I’ve spoken and written in the past about how the general expectations that we have as consumers of technology these days are going to place increasing pressure onto IT departments as people rise up against the controls and constraints of traditional “systems”. I thought it worth exploring a bit from the other perspective – how does a traditional IT management mindset view the world of consumer devices and services?

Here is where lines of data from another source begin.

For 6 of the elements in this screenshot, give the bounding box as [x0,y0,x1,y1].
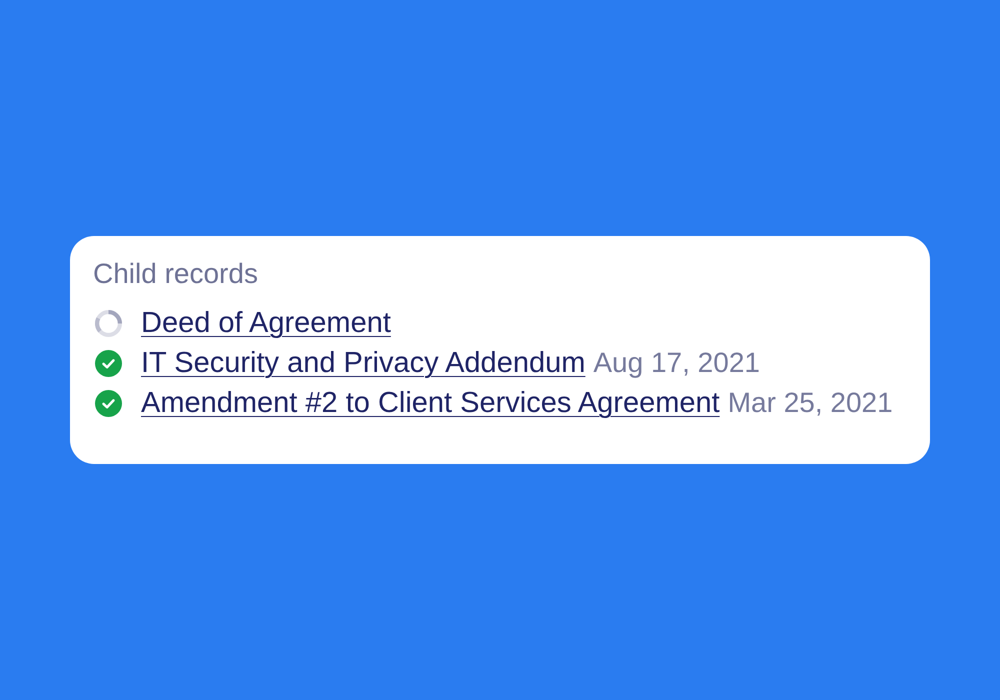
record-link[interactable]: IT Security and Privacy Addendum [141,345,586,381]
record-date: Aug 17, 2021 [593,346,760,380]
record-date: Mar 25, 2021 [728,386,893,420]
panel-title: Child records [93,258,259,290]
record-link[interactable]: Amendment #2 to Client Services Agreement [141,385,720,421]
record-link[interactable]: Deed of Agreement [141,305,391,341]
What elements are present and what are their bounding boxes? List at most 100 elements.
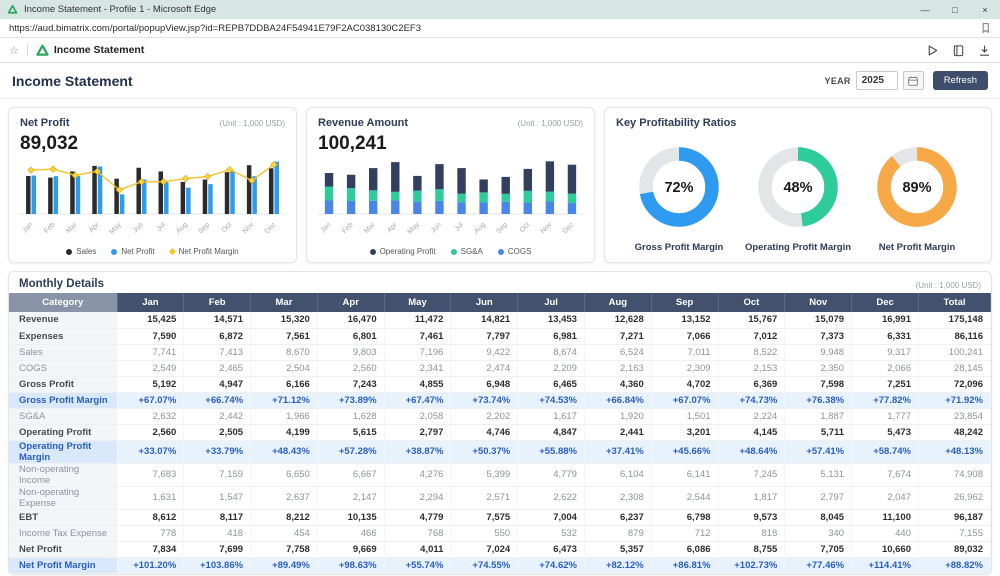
row-category: Gross Profit Margin bbox=[9, 392, 117, 408]
table-row-sg-a: SG&A2,6322,4421,9661,6282,0582,2021,6171… bbox=[9, 408, 991, 424]
page-title: Income Statement bbox=[12, 73, 133, 89]
cell-value: 7,251 bbox=[852, 376, 919, 392]
cell-value: 2,560 bbox=[117, 424, 184, 440]
cell-value: +33.07% bbox=[117, 440, 184, 463]
cell-value: 7,834 bbox=[117, 541, 184, 557]
table-row-revenue: Revenue15,42514,57115,32016,47011,47214,… bbox=[9, 312, 991, 328]
donut-chart: 48% bbox=[751, 140, 845, 234]
cell-value: 7,590 bbox=[117, 328, 184, 344]
table-row-sales: Sales7,7417,4138,6709,8037,1969,4228,674… bbox=[9, 344, 991, 360]
window-controls: — □ × bbox=[910, 0, 1000, 19]
cell-value: 6,086 bbox=[651, 541, 718, 557]
download-icon[interactable] bbox=[978, 44, 991, 57]
svg-text:Mar: Mar bbox=[363, 221, 377, 235]
row-category: Operating Profit bbox=[9, 424, 117, 440]
cell-value: 7,461 bbox=[384, 328, 451, 344]
cell-value: 2,637 bbox=[251, 486, 318, 509]
svg-text:May: May bbox=[108, 221, 123, 236]
column-header-jul: Jul bbox=[518, 293, 585, 312]
year-controls: YEAR Refresh bbox=[825, 71, 988, 90]
cell-value: 2,224 bbox=[718, 408, 785, 424]
net-profit-chart: JanFebMarAprMayJunJulAugSepOctNovDec bbox=[20, 156, 285, 246]
dot-marker-icon bbox=[498, 249, 504, 255]
collections-icon[interactable] bbox=[952, 44, 965, 57]
cell-value: 1,501 bbox=[651, 408, 718, 424]
cell-value: 818 bbox=[718, 525, 785, 541]
cell-value: +74.73% bbox=[718, 392, 785, 408]
cell-value: 7,575 bbox=[451, 509, 518, 525]
cell-value: +76.38% bbox=[785, 392, 852, 408]
cell-value: 9,803 bbox=[317, 344, 384, 360]
ratio-donuts: 72%Gross Profit Margin48%Operating Profi… bbox=[616, 129, 980, 253]
donut-net-profit-margin: 89%Net Profit Margin bbox=[858, 140, 976, 253]
calendar-button[interactable] bbox=[903, 71, 924, 90]
cell-value: +103.86% bbox=[184, 557, 251, 573]
cell-value: +38.87% bbox=[384, 440, 451, 463]
cell-value: +48.13% bbox=[919, 440, 991, 463]
cell-value: 712 bbox=[651, 525, 718, 541]
net-profit-legend: SalesNet ProfitNet Profit Margin bbox=[20, 246, 285, 259]
cell-value: +88.82% bbox=[919, 557, 991, 573]
cell-value: 2,571 bbox=[451, 486, 518, 509]
cell-value: 86,116 bbox=[919, 328, 991, 344]
kpi-cards: Net Profit (Unit : 1,000 USD) 89,032 Jan… bbox=[0, 99, 1000, 267]
cell-value: 5,473 bbox=[852, 424, 919, 440]
favorites-star-icon[interactable]: ☆ bbox=[9, 44, 19, 57]
cell-value: 8,755 bbox=[718, 541, 785, 557]
cell-value: 6,331 bbox=[852, 328, 919, 344]
year-input[interactable] bbox=[856, 71, 898, 90]
cell-value: 4,360 bbox=[584, 376, 651, 392]
cell-value: 100,241 bbox=[919, 344, 991, 360]
revenue-card-unit: (Unit : 1,000 USD) bbox=[518, 119, 583, 128]
cell-value: 175,148 bbox=[919, 312, 991, 328]
row-category: Revenue bbox=[9, 312, 117, 328]
address-bar[interactable]: https://aud.bimatrix.com/portal/popupVie… bbox=[9, 23, 421, 34]
row-category: Operating Profit Margin bbox=[9, 440, 117, 463]
cell-value: 8,674 bbox=[518, 344, 585, 360]
row-category: EBT bbox=[9, 509, 117, 525]
cell-value: 778 bbox=[117, 525, 184, 541]
net-profit-card: Net Profit (Unit : 1,000 USD) 89,032 Jan… bbox=[8, 107, 297, 263]
column-header-dec: Dec bbox=[852, 293, 919, 312]
cell-value: 7,413 bbox=[184, 344, 251, 360]
cell-value: 96,187 bbox=[919, 509, 991, 525]
cell-value: 15,079 bbox=[785, 312, 852, 328]
cell-value: 9,422 bbox=[451, 344, 518, 360]
bookmark-icon[interactable] bbox=[980, 22, 991, 34]
donut-chart: 72% bbox=[632, 140, 726, 234]
cell-value: 7,741 bbox=[117, 344, 184, 360]
table-row-non-operating-income: Non-operating Income7,6837,1596,6506,667… bbox=[9, 463, 991, 486]
revenue-card-title: Revenue Amount bbox=[318, 117, 408, 129]
revenue-value: 100,241 bbox=[318, 133, 583, 155]
cell-value: 16,470 bbox=[317, 312, 384, 328]
cell-value: 2,047 bbox=[852, 486, 919, 509]
cell-value: 4,276 bbox=[384, 463, 451, 486]
cell-value: 8,117 bbox=[184, 509, 251, 525]
divider bbox=[27, 44, 28, 56]
cell-value: 5,357 bbox=[584, 541, 651, 557]
cell-value: 9,317 bbox=[852, 344, 919, 360]
cell-value: 15,425 bbox=[117, 312, 184, 328]
cell-value: 2,147 bbox=[317, 486, 384, 509]
cell-value: 8,045 bbox=[785, 509, 852, 525]
row-category: Net Profit bbox=[9, 541, 117, 557]
cell-value: 4,947 bbox=[184, 376, 251, 392]
cell-value: 7,243 bbox=[317, 376, 384, 392]
diamond-marker-icon bbox=[169, 248, 176, 255]
cell-value: 4,746 bbox=[451, 424, 518, 440]
cell-value: 7,066 bbox=[651, 328, 718, 344]
cell-value: 6,166 bbox=[251, 376, 318, 392]
maximize-icon[interactable]: □ bbox=[940, 0, 970, 19]
cell-value: +48.64% bbox=[718, 440, 785, 463]
cell-value: 2,163 bbox=[584, 360, 651, 376]
donut-operating-profit-margin: 48%Operating Profit Margin bbox=[739, 140, 857, 253]
refresh-button[interactable]: Refresh bbox=[933, 71, 988, 90]
svg-text:Feb: Feb bbox=[341, 221, 355, 235]
close-icon[interactable]: × bbox=[970, 0, 1000, 19]
donut-label: Net Profit Margin bbox=[858, 242, 976, 253]
cell-value: 6,465 bbox=[518, 376, 585, 392]
cell-value: 340 bbox=[785, 525, 852, 541]
run-icon[interactable] bbox=[926, 44, 939, 57]
minimize-icon[interactable]: — bbox=[910, 0, 940, 19]
cell-value: 2,058 bbox=[384, 408, 451, 424]
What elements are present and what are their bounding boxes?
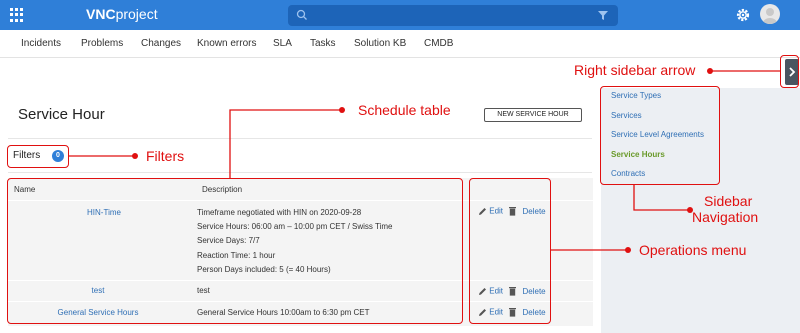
annotation-operations-menu: Operations menu <box>639 242 747 258</box>
annotation-filters: Filters <box>146 148 185 164</box>
annotation-right-sidebar-arrow: Right sidebar arrow <box>574 62 696 78</box>
annotation-sidebar-navigation-line1: Sidebar <box>704 193 753 209</box>
annotation-schedule-table: Schedule table <box>358 102 451 118</box>
annotation-sidebar-navigation-line2: Navigation <box>692 209 759 225</box>
annotation-connectors <box>69 68 780 253</box>
page: VNCproject Incidents Problems Changes Kn… <box>0 0 800 333</box>
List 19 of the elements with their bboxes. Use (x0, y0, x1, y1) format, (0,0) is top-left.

At the core, I feel that there are two dimensions that are worth exploring: firstly data processing versus communications and secondly constraining consumption versus generating demand.
The history of IT, and particularly of computing, is in the processing of data. Data processing can be used to do interesting things: cracking codes (think Colossus at Bletchley Park); paying people and suppliers (think LEO at Lyons) through to all sorts of modern day wonders from the WWW to sequencing the human genome to analysing the purchasing behaviours of shoppers and beyond.
With increasing network connectivity, central processing power and audio and video capabilities, the last 15 years have also seen a rise in the use of this data processing to enable real time and asynchronous communication between people. Today I have dozens of tools available to me, corporately provided and from the wider Web, to enable communication by voice, by sharing screens and by video with anyone similarly equipped anywhere in the world. IT, I would argue, has struggled to catch up with this revolution – not least because telecoms for many organisations used to be owned by facilities management rather than by IT.
But it’s not just organisational structures that make this a challenge – it’s that IT management has been used to technology in which people talk to the system, not to each other. A tool that enable you to talk directly to someone else is viewed in very different ways to one in which the system itself is the primary target.
The second dimension – a history of IT being about constraining demand – is going to be put under severe strain in the next few years. For example, traditional IT lifecycles are in terms of years – whether the operational lifetime of a system or service, or of a device. An average PC used to be budgeted to last for three years, and many in recent years have been sweated out for five, six or even more.
Compare that with the average Smartphone. Operating systems will be updated every 12-18 months. Hardware will be made obsolete potentially every year. Devices without replaceable parts (particularly batteries) have obsolescence built in. And most of the smart device operating systems have extensive channels for purchasing content and software (and that software increasingly is built to also encourage purchasing within). In sum – the consumer device world is one built to encourage further consumption by end consumers (they’re called consumers for a reason!).
It’s going to be interesting to see how this pans out in the coming years: will IT try to lock consumer devices in ways to make them more controlled (and what will be the impact on the people using those devices in the end)? My hunch is that what we will probably see is the privatisation of devices: increasingly organisations will expect the people working for them to provide their own kit, with sensitive information kept within browsers or virtualised environments locked off in large part from the devices on which they operate.
Today, most people buy their own work clothes: it might be that people with work-provided devices and work-provided uniforms will have a significant correlation in the future.